The first strike came suddenly. I screamed. It was barely, only a broken sound I couldn’t suppress. I resented myself for that one instant. Harsh heat ripped through my back, sharp and searing.
My body hurried forward as it instinctively pulled me into the folds. I forced myself upright again. Another blow. Another. Each fell the same way—a cruel precision and spacing that let the pain settle before it came up again.
My skin burned. My muscles spasmed. My wolf whimpered inside, tiny and scared, as it withdrew farther with each strike. Weak. Useless. Omega. The words that echoed in my mind seemed to shout louder than the elders’ voices.
I refused to cry. Tears were another kind of offering, and I had nothing left to give. I didn’t know how long it went on this way, as time got blurred into pain, breath, and the dull roar of blood in my ears.
My arms trembled as I struggled to stand upright. The stone under me felt slippery, and it took me a moment to work out that my hands were bleeding. Then I looked up.
Kael was in front of me. Not close enough to touch. Not near enough to pretend he wasn’t a part of it. His face was carved from stone — controlled, distant, unreadable. He didn’t look angry. He didn’t look pleased.
He looked… resolved as if this was necessary. As if my pain was an acceptable cost. Something crackled inside my chest. Not loudly. It was a slight, unsafe crack, as if something melted from ice, even though it couldn’t have heated up in water.

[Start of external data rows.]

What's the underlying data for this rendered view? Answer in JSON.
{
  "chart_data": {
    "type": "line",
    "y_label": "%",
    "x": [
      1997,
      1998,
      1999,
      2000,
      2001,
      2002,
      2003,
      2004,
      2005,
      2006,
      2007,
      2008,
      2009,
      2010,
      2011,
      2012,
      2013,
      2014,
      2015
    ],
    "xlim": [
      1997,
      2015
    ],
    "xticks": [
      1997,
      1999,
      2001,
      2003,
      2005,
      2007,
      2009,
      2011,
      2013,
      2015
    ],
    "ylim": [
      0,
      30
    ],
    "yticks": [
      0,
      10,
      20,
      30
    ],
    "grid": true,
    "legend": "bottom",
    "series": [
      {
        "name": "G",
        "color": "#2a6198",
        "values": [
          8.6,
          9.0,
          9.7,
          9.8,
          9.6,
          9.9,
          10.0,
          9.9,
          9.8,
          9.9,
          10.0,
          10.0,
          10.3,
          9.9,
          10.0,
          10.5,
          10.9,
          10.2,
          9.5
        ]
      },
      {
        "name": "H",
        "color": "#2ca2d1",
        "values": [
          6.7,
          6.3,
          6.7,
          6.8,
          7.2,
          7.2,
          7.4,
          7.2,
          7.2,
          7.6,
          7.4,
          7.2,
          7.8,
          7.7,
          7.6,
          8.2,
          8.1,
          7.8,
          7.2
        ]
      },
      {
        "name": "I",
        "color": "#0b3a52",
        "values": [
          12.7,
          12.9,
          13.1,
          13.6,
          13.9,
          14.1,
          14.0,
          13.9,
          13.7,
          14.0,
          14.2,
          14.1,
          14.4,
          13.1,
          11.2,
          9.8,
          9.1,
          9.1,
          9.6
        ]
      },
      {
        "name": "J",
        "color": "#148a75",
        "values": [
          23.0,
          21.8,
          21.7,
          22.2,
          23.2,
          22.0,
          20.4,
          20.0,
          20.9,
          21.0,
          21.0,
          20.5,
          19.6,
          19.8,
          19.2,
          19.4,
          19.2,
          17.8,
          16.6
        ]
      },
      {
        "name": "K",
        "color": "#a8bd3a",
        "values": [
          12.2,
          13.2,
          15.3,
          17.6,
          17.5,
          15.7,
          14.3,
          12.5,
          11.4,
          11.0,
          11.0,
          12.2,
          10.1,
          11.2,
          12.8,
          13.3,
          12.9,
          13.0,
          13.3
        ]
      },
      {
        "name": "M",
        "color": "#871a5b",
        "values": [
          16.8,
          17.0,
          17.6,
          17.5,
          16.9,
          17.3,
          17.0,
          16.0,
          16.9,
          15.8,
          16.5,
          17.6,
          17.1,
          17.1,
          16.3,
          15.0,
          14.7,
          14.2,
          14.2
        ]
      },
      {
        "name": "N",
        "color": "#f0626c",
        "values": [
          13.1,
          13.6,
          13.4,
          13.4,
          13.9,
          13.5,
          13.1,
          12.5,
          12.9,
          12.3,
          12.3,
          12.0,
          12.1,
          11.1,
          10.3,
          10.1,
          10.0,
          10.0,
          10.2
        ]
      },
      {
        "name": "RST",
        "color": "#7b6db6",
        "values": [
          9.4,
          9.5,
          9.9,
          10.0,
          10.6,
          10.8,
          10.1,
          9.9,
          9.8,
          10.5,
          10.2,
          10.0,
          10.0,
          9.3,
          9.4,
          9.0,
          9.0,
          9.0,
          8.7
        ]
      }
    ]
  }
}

The pain didn’t improve — but it shifted.
Heat spread beneath my skin, strange and incorrect, coiled through my veins like something had woken up from a long sleep.
My heart thundered, too much, too fast. The world sharpened. I could hear each person's breath around the circle. Smell fear beneath dominance. I sensed the tension in the ground itself.
I knotted my fists and held my breath. Then a second strike rolled in. Rather than folding back, something inside me had shifted. Not outward. Not yet. But it was there. Watching. Learning.
“Enough,” says Maelis at last. The word rang out like mercy but somehow felt more like dismissal.
“Rise.”
I tried. My legs gave up right away. Pain screamed through joints that would no longer obey me. Hands closed around my arms with practiced efficiency. They pulled me upright without gentleness or cruelty, only purpose.
I swayed. My head spun, and my vision narrowed. There was blood on the back of my dress. I felt it cool between my fingers. I got up but continued.
“Let it be a lesson,” Maelis replied. “You’re nothing without this pack.” The circle began to dissolve. Wolves turned away, punishment complete, interest already faded. Conversations resumed.
Life moved on. Mine didn’t. As I was released and shoved toward the edge of the clearing, I saw Kael. Our eyes met for a heartbeat. And there something sparkled. Then it was gone.
Without so much as a backward glance, I walked away. Each step hurt. Each breath burned. Underneath that pain, under that humiliation, something pulsed steadily and patiently, like a second beat under my own. They assumed they had reminded me of my place. They were wrong.
The other was something they had never meant to touch, awakened. One day, soon, they would understand the cost of kneeling me in front of the whole pack.